How do we differ across the globe?
· TripAdvisor users in Italy are among the most active restaurant review readers. Seventy five percent “always” or “usually” reference TripAdvisor before choosing a restaurant, followed by Spain (60%), UK (53%) and the U.S. (46%).
· TripAdvisor users in India are most likely to avoid booking hotels with no reviews.
· When browsing reviews on TripAdvisor, respondents are most likely focus on recent reviews (both positive and negative) to get the freshest perspective. Respondents in Russia and Japan were the only two markets to prefer to read multiple pages of reviews to get an overall sense of people’s opinions.
· Roughly seven in 10 (69%) Brazil respondents are more likely to book a hotel that has hotel management responses, significantly higher than most other markets.

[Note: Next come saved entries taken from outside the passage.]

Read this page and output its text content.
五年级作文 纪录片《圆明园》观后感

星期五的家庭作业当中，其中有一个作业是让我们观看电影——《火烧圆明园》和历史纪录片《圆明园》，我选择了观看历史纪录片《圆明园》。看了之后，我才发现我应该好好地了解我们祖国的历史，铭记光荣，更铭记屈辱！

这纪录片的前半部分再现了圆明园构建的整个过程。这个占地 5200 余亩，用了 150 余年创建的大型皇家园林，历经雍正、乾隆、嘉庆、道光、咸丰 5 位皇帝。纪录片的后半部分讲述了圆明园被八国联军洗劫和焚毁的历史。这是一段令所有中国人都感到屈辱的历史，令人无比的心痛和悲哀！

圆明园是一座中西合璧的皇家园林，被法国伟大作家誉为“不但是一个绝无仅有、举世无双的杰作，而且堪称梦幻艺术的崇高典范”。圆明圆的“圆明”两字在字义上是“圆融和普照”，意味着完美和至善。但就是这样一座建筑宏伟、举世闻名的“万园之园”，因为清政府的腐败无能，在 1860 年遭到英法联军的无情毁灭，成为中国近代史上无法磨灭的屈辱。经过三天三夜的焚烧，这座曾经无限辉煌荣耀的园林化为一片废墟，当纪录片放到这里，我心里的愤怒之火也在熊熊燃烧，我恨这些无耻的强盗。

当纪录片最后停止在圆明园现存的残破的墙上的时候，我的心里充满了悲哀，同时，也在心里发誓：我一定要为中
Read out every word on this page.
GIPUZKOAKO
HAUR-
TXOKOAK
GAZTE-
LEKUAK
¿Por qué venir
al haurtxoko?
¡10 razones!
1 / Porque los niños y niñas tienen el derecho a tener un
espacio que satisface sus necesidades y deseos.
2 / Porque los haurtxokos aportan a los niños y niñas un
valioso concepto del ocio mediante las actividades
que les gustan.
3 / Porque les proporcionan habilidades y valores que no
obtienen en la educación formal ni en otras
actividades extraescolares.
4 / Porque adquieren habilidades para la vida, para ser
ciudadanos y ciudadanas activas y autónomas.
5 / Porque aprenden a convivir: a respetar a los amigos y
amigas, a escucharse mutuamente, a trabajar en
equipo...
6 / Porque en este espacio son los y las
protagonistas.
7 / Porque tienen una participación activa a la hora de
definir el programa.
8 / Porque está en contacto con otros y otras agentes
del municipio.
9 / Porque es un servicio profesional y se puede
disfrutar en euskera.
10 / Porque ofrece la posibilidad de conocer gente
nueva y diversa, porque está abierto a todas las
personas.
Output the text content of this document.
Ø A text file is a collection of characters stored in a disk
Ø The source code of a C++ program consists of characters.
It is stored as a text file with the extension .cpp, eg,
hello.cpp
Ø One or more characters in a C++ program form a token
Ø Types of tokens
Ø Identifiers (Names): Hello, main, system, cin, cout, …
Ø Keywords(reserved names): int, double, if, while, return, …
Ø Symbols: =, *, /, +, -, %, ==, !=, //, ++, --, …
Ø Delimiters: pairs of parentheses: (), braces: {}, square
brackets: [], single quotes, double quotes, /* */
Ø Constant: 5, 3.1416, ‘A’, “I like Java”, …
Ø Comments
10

“Globally, travellers want to see pictures, they like to book properties that have a lot of accolades, and they like to read the most recent reviews to get a fresh perspective of the hotel, restaurant or attraction,” continues Messing. “The results underpin the need for business owners to not only monitor their online reputation, but to engage as much as possible with their past and potential customers. The benefits are clear – the more engaged the property, the more likely travellers are to book.”
For full infographic and additional information, please visit http://www.tripadvisor.co.uk/TripAdvisorInsights/n2120
*Source: comScore Media Metrix for TripAdvisor Sites, Worldwide, June 2013
**According to PhoCusWright’s “Custom Survey Research Engagement,” prepared for TripAdvisor. December 2013.